Out-Law News 3 min. read

New EU payment laws: final negotiations could be sanctioned today

The opening of negotiations between the presidency of the Council of Ministers (the presidency) and the European Parliament on the final wording of the new EU Payment Services Directive (PSD2) could be sanctioned today.

The presidency has asked the Council of Ministers' Permanent Representatives Committee (COREPER) to give it a mandate to open negotiations with MEPs on the PSD2 reforms. It follows months of negotiations between EU countries on the proposed new payments laws within the structures of the Council.

COREPER is scheduled to meet to discuss the presidency's request on Friday afternoon, a Council spokesperson told Out-Law.com.

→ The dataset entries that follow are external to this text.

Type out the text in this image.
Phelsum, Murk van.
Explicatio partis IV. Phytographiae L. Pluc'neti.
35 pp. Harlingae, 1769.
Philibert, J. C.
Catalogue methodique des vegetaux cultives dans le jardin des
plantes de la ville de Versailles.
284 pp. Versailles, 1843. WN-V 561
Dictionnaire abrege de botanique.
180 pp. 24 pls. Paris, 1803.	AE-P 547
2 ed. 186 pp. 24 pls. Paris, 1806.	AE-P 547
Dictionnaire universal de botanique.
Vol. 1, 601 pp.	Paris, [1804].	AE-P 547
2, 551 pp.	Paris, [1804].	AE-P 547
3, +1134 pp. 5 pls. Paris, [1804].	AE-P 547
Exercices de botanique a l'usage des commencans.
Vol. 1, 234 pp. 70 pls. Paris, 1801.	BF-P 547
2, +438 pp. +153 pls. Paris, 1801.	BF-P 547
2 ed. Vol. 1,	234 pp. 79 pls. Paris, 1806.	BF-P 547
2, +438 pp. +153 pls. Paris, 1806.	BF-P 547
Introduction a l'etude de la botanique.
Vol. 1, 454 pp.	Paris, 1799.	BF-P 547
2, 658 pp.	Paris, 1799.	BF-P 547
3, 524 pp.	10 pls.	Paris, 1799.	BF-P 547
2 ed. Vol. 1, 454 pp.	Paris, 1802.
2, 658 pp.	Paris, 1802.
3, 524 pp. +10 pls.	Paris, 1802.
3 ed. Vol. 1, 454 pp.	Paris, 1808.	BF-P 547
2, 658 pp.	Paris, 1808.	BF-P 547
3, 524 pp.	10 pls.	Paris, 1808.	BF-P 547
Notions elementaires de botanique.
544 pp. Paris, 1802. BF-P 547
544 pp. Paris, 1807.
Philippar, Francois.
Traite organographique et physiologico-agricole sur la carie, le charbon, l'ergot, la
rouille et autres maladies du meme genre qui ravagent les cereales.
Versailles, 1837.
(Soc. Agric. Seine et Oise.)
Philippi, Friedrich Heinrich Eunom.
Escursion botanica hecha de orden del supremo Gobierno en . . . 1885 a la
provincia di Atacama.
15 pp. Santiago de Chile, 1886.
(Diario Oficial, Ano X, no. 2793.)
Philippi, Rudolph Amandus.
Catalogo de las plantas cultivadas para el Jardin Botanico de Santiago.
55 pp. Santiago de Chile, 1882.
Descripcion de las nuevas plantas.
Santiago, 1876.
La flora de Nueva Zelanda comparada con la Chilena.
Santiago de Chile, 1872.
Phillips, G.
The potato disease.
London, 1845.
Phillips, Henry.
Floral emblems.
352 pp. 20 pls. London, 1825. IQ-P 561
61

The presidency has published a new compromise proposal for PSD2 (170-page / 1.10MB PDF) which it hopes COREPER will give it the go-ahead to use as a basis during negotiations with the Parliament on the final wording of the new rules.

However, according to a report prepared by the presidency for COREPER (4-page / 202KB PDF), not all of the EU countries that have been debating what should be included in the new PSD2 framework agree with its compromise proposal. However, it said there is "broad agreement" with its plans.

An unnamed EU country has raised opposition to the presidency's plans on "cross-border supervision of payment institutions", the presidency said.

Under the plans, payment service providers (PSPs) would need to obtain a licence from a national regulator to operate in an EU country. PSPs would be able to provide payment services across other EU countries but would be subject to a regulatory regime involving regulators in both their 'home' EU country, which is either where PSPs' head office is or where they have a registered office, and the 'host' countries in which they wish to also provide services.

Under the presidency's proposals, PSPs would need to provide certain information to home regulators about their plans to expand into other EU countries. The home and host regulators would have to liaise with one another on the application and host regulators could raise objections with PSPs plans to expand into their jurisdiction. However, home regulators would be free to disregard those concerns and extend PSPs' licence to operate in that country.

If PSPs are authorised to provide services in other EU countries then the home regulator would retain most of the power of supervision, although the presidency's proposals do envisage close cooperation with host regulators. The regime won't prevent host regulators from identifying and flagging any breaches of the PSD2 regime but will require those regulators to notify the home regulator of the cases. In those circumstances the home regulator would be required to "take all appropriate measures to ensure that the payment institution concerned puts an end to its irregular situation" without undue delay.

According to the presidency's report to COREPER, however, one EU country believes that the new regulatory regime "would lead to disproportionate obstacles for cross-border activities" and would represent a "backtrack from the existing passporting regime", which is where the licensing of business operations by a regulator in one EU country is recognised by regulators in other countries.

The presidency defended its proposals and said most EU countries were behind its plans.

"Most member states are of the opinion that the compromise addresses in a balanced manner cooperation and coordination between home and host competent authorities, and duly takes into account the specific features of cross-border provision of payment services by payment institutions, which usually operate through networks than can comprise hundreds of agents," the presidency said. "Moreover, the compromise is considered to be fully compliant with the principles underpinning the internal market."

The presidency said that another EU country had raised a separate objection to its proposals on how account information service (AIS) providers should be regulated under PSD2.

The presidency has proposed that AIS providers should not be subject to the authorisation procedure but instead only have to register their business with national regulators so as to be able to provide services in those countries. It said its plans are supported by most EU countries but that one unnamed EU country wants AIS providers to be subject to the same full authorisation procedures that other PSPs will be.

The presidency said: "Since these service providers, offering information services, do not hold payment users’ funds and do not manage payment transactions, the information requirements and the regulatory regime provided for are considered sufficient and well-balanced."